As a non-scientist, I had always assumed that 70 percent of the "science" on a Star Trek show was just so much imagination. The reason I thought that was because I could see so many obvious errors (seeing phaser light in space, hearing sounds in space, effects occurring too soon on the space ship, holograms acting like they were made of matter, and permanent worm holes) based on what little I knew. Was I ever surprised to find out that these obvious errors were the bulk of all the errors in the shows!
Apparently the writers have been working closely with scientifically knowledgeable people to keep what is covered reasonably possible . . . along with some poetic license.
The physics of cosmology are fascinating, but I can quickly get lost in matching quantum mechanics to general relativity and so forth. I was also pleasantly surprised to see that I could follow the arguments much better when they used a familiar Star Trek episode as a reference. Like the child who learns math when it involves counting his or her own money, I can learn physics more easily when it relates to Star Trek. Very nice!
The book takes a look at the common Star Trek features like warp drive, transporters, replicators, phasers, sensors, subspace communications, and tractor beams. You also get special looks at less common features like multiple universes and special forms of radiation.
You can read this book from several perspectives as a result: (1) to appreciate what's happening in an episode; (2) to learn some science; (3) to think about where Star Trek could become real and where it is less likely to become so; and (4) what problems have to be solved in order for Star Trek technology to develop. I found the last perspective to be the most interesting. Professor Krauss's speculations about how rapidly technology might develop and what could be done with it were most fascinating.
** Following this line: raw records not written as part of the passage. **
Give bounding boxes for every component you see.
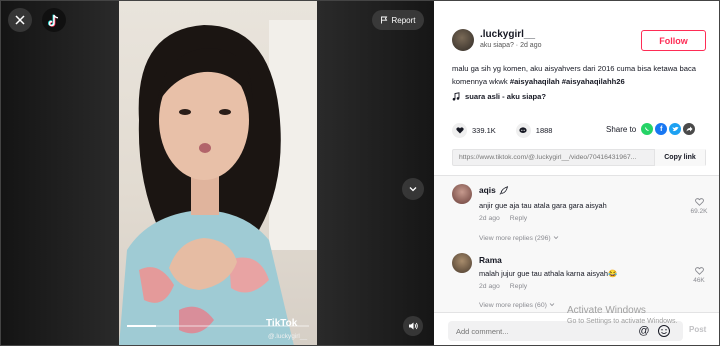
chevron-down-icon (549, 303, 555, 307)
view-more-replies[interactable]: View more replies (296) (479, 235, 559, 242)
like-button[interactable] (452, 122, 467, 138)
video-progress-fill (127, 325, 157, 327)
video-still-image (119, 20, 317, 346)
video-frame[interactable] (119, 0, 317, 346)
video-link-box: https://www.tiktok.com/@.luckygirl__/vid… (452, 149, 706, 166)
mention-button[interactable]: @ (637, 324, 651, 338)
watermark-username: @.luckygirl__ (268, 333, 308, 340)
music-link[interactable]: suara asli - aku siapa? (452, 92, 546, 101)
whatsapp-share-button[interactable] (641, 123, 654, 135)
heart-outline-icon (694, 198, 704, 206)
close-button[interactable] (8, 8, 32, 32)
share-row: Share to f (606, 121, 696, 137)
comment-button[interactable] (515, 122, 531, 138)
activate-windows-subtitle: Go to Settings to activate Windows. (567, 318, 678, 325)
comment-icon (519, 126, 527, 133)
comment-text: malah jujur gue tau athala karna aisyah😂 (479, 269, 618, 278)
reply-button[interactable]: Reply (510, 215, 527, 222)
facebook-icon: f (660, 125, 663, 133)
video-info-panel: .luckygirl__ aku siapa? · 2d ago Follow … (434, 0, 720, 346)
whatsapp-icon (645, 127, 649, 131)
author-username[interactable]: .luckygirl__ (480, 29, 535, 40)
at-icon: @ (638, 325, 650, 337)
speaker-icon (408, 322, 418, 330)
like-count: 339.1K (472, 125, 496, 135)
video-backdrop-left (0, 0, 119, 346)
sound-toggle-button[interactable] (403, 316, 423, 336)
share-label: Share to (606, 124, 637, 134)
author-subtitle: aku siapa? · 2d ago (480, 42, 542, 49)
heart-outline-icon (694, 267, 704, 275)
commenter-avatar[interactable] (452, 253, 472, 273)
share-arrow-icon (686, 126, 693, 132)
more-share-button[interactable] (683, 123, 696, 135)
tiktok-watermark: TikTok (266, 318, 298, 329)
comment-time: 2d ago (479, 215, 500, 222)
facebook-share-button[interactable]: f (655, 123, 668, 135)
comment-text: anjir gue aja tau atala gara gara aisyah (479, 201, 607, 210)
music-note-icon (452, 92, 460, 101)
next-video-button[interactable] (402, 178, 424, 200)
tiktok-logo[interactable] (42, 8, 66, 32)
comment-like-button[interactable]: 46K (686, 267, 712, 284)
comment-meta: 2d ago Reply (479, 283, 527, 290)
follow-button[interactable]: Follow (641, 30, 706, 51)
emoji-button[interactable] (657, 324, 671, 338)
comment-like-count: 46K (693, 277, 705, 284)
chevron-down-icon (409, 187, 417, 192)
chevron-down-icon (553, 236, 558, 240)
comment-like-button[interactable]: 69.2K (686, 198, 712, 215)
twitter-share-button[interactable] (669, 123, 682, 135)
commenter-avatar[interactable] (452, 184, 472, 204)
author-avatar[interactable] (452, 29, 474, 51)
hashtag-link[interactable]: #aisyahaqilahh26 (562, 77, 625, 86)
hashtag-link[interactable]: #aisyahaqilah (510, 77, 560, 86)
emoji-icon (658, 325, 670, 337)
comment-time: 2d ago (479, 283, 500, 290)
video-player[interactable]: Report TikTok @.luckygirl__ (0, 0, 434, 346)
comment-like-count: 69.2K (690, 208, 708, 215)
heart-icon (455, 126, 464, 133)
comment-meta: 2d ago Reply (479, 215, 527, 222)
flag-icon (381, 16, 388, 24)
music-title: suara asli - aku siapa? (465, 92, 547, 101)
commenter-name[interactable]: aqis (479, 185, 509, 195)
engagement-stats: 339.1K 1888 (452, 121, 552, 139)
copy-link-button[interactable]: Copy link (654, 149, 705, 166)
twitter-icon (672, 126, 679, 132)
activate-windows-title: Activate Windows (567, 305, 646, 316)
comment-count: 1888 (535, 125, 553, 135)
view-more-replies[interactable]: View more replies (60) (479, 302, 555, 309)
post-comment-button[interactable]: Post (689, 325, 706, 334)
close-icon (15, 15, 25, 25)
tiktok-logo-icon (48, 14, 59, 27)
reply-button[interactable]: Reply (510, 283, 527, 290)
video-link-url[interactable]: https://www.tiktok.com/@.luckygirl__/vid… (459, 154, 654, 161)
video-backdrop-right (317, 0, 434, 346)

Where the book fell down a little was in being quite strong in stating that certain "laws" of physics would never be changed. If we go back in 100 year increments, we find that a lot of earlier "laws" are later somewhat amended if not totally changed. That may happen in the future as well, as we learn more. Professor Krauss is a little too confident in many places that there is nothing else to learn. Most modern technology would look like Star Trek science fiction to someone living in 1700, despite being based on sound scientific principles not understood then.
After you finish enjoying this interesting book, think about what questions no one is trying to solve. Why not? What benefits would occur if they were solved? How could curiosity be stimulated about these questions?
Ask and answer important questions in interesting ways to make faster progress!